La moitié de l’Europe (de l’Est) est d’accord avec les États-Unis, mais les bateaux français dont l’Australie ne veut plus pourraient servir de projet pour accélérer la naissance de la défense européenne unique. C’est à construire quand même, même à nos frais
La colère de la France face à l’affaire des sous-marins australiens s’estompe. Un appel téléphonique entre le président américain Joe Biden et le président français Emmanuel Macron a conduit à des explications de l’affaire sur le fait que la nouvelle a été donnée sans avertissement et sans information sur l’évolution des besoins de la défense australienne. Cependant, l’épisode déplace l’attention et les objectifs français sur les programmes de coopération naissants de l’Union européenne et les analystes signalent qu’il existe la possibilité que les sous-marins soient proposés comme un projet pour favoriser la naissance d’une défense communautaire. En tant qu’acteur de la coopération militaire de l’Union (Pesco), Paris dispose d’un droit de veto lorsqu’il s’agit de permettre à des États tiers, comme les États-Unis, d’entrer dans le cadre d’une coopération renforcée en matière de défense. Ils ne le feront probablement pas, mais ils pourraient le faire croire au détriment des relations américaines et des autres nations de l’Union.
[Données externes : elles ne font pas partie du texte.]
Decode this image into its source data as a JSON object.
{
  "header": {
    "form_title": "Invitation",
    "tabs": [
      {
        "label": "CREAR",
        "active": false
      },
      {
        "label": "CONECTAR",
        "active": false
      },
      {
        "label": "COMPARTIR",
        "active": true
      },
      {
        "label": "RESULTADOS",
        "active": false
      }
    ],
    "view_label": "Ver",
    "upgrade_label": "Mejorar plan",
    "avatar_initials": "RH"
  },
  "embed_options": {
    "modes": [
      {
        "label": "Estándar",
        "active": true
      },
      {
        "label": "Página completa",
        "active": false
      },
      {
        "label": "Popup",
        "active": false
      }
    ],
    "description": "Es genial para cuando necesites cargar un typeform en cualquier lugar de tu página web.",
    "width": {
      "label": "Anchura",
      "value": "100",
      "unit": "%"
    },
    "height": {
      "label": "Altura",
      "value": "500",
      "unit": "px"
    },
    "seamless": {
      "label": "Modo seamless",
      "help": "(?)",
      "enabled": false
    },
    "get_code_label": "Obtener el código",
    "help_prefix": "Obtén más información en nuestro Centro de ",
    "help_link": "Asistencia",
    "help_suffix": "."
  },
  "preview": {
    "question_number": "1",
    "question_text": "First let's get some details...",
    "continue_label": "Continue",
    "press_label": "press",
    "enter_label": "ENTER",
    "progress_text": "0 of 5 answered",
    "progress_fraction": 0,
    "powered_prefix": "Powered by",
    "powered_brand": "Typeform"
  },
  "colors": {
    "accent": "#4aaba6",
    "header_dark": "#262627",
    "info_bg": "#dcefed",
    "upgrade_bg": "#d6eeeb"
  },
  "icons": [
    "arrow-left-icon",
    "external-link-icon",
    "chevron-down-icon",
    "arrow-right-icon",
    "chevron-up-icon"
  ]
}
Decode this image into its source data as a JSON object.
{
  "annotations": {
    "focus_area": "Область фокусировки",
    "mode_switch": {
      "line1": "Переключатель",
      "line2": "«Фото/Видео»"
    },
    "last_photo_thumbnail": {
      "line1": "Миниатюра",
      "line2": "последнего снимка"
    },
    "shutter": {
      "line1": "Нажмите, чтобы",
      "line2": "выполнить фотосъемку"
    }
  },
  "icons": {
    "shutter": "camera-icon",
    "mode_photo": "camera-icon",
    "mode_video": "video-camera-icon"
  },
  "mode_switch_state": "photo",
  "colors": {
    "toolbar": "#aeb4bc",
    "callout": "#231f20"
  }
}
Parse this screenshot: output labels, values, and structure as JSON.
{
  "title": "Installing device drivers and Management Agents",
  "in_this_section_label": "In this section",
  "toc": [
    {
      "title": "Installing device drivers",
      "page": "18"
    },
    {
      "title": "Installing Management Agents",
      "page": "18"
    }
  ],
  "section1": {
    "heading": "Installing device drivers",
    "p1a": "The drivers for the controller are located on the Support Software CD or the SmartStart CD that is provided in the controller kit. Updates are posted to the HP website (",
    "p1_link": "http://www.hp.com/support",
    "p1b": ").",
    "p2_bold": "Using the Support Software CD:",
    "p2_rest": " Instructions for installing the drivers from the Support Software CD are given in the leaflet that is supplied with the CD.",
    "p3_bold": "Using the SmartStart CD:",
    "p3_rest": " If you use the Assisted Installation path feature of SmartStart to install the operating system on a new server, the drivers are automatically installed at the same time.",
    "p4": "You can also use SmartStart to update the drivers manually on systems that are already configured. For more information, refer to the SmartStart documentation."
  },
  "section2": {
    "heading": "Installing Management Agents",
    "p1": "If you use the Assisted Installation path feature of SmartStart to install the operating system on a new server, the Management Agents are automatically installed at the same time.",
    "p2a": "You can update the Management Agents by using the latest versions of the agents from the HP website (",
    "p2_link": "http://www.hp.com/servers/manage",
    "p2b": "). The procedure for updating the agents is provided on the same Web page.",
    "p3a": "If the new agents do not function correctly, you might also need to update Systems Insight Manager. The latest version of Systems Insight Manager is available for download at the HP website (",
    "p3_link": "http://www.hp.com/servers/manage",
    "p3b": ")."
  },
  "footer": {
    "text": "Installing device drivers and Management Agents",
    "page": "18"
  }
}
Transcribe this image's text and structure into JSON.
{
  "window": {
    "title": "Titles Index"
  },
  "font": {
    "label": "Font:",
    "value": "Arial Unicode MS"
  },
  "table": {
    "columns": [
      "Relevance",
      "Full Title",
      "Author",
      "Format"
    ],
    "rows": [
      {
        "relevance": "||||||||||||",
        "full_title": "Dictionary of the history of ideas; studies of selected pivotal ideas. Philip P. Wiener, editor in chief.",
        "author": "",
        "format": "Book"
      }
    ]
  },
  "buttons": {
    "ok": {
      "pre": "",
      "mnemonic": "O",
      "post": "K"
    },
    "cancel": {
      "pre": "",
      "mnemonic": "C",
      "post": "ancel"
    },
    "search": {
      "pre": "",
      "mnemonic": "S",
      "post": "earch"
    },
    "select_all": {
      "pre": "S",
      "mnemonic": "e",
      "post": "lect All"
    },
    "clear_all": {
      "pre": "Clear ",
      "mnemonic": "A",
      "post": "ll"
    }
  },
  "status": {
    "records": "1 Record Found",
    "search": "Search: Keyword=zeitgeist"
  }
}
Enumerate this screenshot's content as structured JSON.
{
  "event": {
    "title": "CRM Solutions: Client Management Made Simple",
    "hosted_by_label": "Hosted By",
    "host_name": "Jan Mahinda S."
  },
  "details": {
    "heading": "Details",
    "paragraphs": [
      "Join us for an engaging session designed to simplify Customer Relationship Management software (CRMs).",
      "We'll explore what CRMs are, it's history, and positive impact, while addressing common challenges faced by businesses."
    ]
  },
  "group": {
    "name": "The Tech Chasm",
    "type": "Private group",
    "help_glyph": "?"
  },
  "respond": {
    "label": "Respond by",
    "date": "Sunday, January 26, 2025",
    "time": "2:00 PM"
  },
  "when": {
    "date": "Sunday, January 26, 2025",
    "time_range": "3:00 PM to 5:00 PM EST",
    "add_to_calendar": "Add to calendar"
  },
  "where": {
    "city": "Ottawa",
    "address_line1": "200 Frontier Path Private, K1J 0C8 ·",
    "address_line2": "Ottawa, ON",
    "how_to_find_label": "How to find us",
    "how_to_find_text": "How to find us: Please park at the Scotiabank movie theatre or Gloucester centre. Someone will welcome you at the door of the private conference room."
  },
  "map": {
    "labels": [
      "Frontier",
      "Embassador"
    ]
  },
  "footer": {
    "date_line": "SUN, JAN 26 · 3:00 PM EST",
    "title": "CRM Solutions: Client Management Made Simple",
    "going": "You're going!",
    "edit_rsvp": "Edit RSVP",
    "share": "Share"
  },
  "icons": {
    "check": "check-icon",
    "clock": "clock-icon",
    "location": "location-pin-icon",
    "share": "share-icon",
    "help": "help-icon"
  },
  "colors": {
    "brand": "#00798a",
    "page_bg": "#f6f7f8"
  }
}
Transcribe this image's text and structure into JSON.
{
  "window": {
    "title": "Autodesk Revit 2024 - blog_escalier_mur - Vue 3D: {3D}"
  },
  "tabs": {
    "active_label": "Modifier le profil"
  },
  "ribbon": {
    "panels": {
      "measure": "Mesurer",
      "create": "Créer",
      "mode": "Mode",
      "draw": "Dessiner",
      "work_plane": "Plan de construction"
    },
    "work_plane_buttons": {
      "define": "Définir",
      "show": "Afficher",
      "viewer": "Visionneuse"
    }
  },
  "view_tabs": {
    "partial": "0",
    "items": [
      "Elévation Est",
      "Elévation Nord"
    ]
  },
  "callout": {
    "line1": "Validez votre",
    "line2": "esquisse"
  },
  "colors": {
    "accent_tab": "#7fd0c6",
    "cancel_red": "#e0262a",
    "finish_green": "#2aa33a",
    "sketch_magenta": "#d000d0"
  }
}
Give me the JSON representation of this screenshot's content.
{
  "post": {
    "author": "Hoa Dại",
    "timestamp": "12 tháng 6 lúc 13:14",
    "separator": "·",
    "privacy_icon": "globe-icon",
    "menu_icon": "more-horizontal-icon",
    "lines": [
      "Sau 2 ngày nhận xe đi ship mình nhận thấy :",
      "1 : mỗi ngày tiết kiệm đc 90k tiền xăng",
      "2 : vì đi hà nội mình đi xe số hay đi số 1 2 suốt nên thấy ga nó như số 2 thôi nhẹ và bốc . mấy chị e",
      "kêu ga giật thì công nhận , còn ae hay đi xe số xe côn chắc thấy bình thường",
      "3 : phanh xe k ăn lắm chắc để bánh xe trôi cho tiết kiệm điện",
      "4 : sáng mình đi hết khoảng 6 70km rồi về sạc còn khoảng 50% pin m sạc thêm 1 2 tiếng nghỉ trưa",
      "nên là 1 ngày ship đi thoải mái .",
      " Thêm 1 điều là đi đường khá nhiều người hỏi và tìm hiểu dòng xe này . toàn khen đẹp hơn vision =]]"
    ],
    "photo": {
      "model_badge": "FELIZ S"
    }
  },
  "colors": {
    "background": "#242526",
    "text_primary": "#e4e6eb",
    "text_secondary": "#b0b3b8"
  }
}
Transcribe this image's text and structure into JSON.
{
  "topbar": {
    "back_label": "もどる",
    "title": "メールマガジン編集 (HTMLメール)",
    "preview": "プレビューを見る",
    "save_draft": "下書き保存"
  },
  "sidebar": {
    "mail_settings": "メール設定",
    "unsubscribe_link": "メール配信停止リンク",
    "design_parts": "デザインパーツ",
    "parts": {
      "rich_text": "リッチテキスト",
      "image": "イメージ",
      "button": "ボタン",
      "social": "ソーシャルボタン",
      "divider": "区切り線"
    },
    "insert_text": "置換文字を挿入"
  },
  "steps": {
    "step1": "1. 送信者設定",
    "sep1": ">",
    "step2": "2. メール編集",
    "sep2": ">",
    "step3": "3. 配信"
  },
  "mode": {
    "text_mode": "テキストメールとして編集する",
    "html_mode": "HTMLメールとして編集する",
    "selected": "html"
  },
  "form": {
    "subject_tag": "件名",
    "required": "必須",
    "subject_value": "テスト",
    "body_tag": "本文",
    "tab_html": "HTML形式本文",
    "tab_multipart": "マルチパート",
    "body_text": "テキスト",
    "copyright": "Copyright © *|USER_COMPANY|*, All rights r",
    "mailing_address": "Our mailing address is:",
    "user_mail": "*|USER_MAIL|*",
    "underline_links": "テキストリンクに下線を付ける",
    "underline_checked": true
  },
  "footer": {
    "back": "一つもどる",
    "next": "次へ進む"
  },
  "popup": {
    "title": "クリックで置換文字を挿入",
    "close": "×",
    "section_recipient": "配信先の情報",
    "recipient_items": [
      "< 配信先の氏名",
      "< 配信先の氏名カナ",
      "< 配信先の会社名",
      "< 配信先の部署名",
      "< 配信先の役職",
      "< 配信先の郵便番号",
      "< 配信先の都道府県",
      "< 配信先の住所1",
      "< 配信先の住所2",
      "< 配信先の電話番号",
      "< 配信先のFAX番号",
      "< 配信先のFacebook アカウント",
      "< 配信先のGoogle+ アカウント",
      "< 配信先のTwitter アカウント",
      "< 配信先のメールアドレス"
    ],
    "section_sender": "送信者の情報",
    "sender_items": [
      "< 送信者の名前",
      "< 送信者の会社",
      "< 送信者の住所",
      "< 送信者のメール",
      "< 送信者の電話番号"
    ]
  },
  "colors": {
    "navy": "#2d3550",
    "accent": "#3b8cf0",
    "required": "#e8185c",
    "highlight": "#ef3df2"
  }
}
Mais surtout, la France pourrait influencer les programmes Pesco déjà prévus, dont celui du nouveau char européen qui importe beaucoup en Allemagne. Il n’y a pas encore d’indications, mais il est clair que le moment est venu d’affronter la réalité par rapport au modèle de défense commune que les architectes bruxellois ont imaginé dans un monde post-Trump et post-Brexit.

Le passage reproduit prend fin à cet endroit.